Le député a fait ces déclarations au poste frontalier de Menton, situé entre la France et l'Italie. La police aux frontières (PAF) explique interpeller en moyenne 70 migrants illégaux par jour dans cette zone. Non loin de là, la ville italienne de Vintimille avait déjà été le théâtre d'un impressionnant face-à-face entre migrants et forces de l'ordre il y a quelques semaines.

À lire : Crise des migrants à Vintimille : le ton monte entre la France et l'Italie

S'adressant au gouvernement français, le député d'opposition a demandé la généralisation des tests osseux, qui font polémique, afin de mieux déterminer l'âge des migrants interpellés. Selon lui, certains individus « usurpent le système » en se faisant passer pour des mineurs isolés étrangers (MIE).

Le statut de MIE empêche d'être placé en rétention et donne notamment droit à un hébergement, des aides, et offre de meilleures chances pour obtenir l'asile ou encore pour être scolarisé, par rapport aux adultes.

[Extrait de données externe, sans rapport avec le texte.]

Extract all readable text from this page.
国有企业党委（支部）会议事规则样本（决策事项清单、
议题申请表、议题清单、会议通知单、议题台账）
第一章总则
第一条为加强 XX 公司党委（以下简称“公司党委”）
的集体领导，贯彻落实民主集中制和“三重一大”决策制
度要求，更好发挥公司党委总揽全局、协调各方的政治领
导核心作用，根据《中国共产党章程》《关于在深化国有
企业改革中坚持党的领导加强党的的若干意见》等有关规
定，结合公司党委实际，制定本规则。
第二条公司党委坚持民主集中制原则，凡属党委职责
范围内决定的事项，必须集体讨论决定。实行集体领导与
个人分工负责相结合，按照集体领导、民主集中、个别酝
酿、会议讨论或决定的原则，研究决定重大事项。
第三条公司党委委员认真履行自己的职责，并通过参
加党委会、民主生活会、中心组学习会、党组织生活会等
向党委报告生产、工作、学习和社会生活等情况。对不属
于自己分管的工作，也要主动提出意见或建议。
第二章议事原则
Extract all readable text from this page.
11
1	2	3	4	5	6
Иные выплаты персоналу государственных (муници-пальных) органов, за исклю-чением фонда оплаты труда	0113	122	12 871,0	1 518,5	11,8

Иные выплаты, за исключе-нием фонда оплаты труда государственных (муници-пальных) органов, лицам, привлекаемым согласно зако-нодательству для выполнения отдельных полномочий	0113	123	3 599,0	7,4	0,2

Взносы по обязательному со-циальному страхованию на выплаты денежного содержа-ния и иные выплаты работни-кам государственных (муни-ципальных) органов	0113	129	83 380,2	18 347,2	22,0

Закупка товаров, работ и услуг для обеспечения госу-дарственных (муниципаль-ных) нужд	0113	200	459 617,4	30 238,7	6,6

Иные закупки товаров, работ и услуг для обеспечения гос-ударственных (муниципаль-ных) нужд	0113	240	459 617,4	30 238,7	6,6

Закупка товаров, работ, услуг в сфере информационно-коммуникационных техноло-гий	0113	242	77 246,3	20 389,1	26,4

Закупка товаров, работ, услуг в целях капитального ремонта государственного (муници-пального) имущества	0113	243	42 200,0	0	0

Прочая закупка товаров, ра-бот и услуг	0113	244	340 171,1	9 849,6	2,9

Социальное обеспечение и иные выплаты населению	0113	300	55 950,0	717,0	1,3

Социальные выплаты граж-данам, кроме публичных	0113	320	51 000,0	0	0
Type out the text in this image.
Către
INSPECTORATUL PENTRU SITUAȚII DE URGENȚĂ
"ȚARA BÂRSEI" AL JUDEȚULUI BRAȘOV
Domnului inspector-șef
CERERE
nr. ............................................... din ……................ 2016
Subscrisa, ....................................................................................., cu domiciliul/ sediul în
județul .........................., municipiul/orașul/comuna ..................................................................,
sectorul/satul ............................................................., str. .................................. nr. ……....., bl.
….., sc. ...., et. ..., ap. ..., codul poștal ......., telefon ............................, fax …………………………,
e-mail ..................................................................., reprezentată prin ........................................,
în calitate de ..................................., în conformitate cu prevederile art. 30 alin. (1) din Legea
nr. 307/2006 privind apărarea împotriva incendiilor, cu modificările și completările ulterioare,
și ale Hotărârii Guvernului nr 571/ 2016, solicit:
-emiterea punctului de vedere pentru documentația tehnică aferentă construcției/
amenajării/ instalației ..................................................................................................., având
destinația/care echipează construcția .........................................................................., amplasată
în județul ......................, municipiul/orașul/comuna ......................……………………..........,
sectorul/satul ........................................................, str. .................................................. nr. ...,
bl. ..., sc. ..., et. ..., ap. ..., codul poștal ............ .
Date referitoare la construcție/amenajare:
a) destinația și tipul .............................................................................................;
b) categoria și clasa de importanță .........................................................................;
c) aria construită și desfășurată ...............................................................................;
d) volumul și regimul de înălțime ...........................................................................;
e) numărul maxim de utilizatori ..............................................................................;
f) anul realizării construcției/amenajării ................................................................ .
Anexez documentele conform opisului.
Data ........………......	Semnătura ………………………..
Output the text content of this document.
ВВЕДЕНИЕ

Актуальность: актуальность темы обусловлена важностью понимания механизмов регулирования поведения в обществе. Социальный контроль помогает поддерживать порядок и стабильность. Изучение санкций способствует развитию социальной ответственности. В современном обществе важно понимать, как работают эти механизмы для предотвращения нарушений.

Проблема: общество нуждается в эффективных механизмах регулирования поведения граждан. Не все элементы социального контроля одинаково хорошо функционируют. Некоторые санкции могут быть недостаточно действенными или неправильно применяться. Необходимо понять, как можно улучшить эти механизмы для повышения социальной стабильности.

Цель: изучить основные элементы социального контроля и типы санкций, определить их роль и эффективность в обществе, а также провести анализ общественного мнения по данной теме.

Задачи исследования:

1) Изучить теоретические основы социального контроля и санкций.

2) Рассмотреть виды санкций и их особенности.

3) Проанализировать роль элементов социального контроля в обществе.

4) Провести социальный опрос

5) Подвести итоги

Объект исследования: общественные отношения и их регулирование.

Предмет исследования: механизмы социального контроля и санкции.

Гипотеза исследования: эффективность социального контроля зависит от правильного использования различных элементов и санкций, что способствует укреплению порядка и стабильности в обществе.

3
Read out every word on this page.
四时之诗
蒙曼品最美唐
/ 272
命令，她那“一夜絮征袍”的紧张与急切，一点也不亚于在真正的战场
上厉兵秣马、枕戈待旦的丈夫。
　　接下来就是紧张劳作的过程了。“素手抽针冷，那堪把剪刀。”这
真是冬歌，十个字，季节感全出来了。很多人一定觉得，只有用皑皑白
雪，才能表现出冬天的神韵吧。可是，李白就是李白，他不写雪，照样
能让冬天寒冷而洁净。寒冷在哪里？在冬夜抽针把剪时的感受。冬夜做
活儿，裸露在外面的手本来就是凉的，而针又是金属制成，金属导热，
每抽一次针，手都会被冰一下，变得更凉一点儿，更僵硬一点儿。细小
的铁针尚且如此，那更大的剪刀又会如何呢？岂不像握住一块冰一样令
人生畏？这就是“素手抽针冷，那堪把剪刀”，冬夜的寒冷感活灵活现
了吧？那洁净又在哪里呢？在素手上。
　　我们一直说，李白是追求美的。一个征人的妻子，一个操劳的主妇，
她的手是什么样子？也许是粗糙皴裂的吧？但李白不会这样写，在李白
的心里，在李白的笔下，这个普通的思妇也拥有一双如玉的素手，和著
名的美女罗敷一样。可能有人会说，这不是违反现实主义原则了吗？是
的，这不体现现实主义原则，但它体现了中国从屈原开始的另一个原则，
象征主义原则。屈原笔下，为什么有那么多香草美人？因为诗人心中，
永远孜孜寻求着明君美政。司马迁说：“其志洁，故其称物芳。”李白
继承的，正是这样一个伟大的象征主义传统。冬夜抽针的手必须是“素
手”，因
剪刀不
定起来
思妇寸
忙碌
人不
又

Regardez notre reportage - MIE, interdit aux plus de 18 ans

Face à cette affluence record du mois de juin, le Foyer de l'Enfance des Alpes Maritimes hébergerait actuellement 190. Un nombre qui dépasserait déjà les capacités d'accueil du département. Contacté par VICE News ce mardi, ce foyer n'a pas souhaité commenter cette information, parlant simplement de « sujet sensible ».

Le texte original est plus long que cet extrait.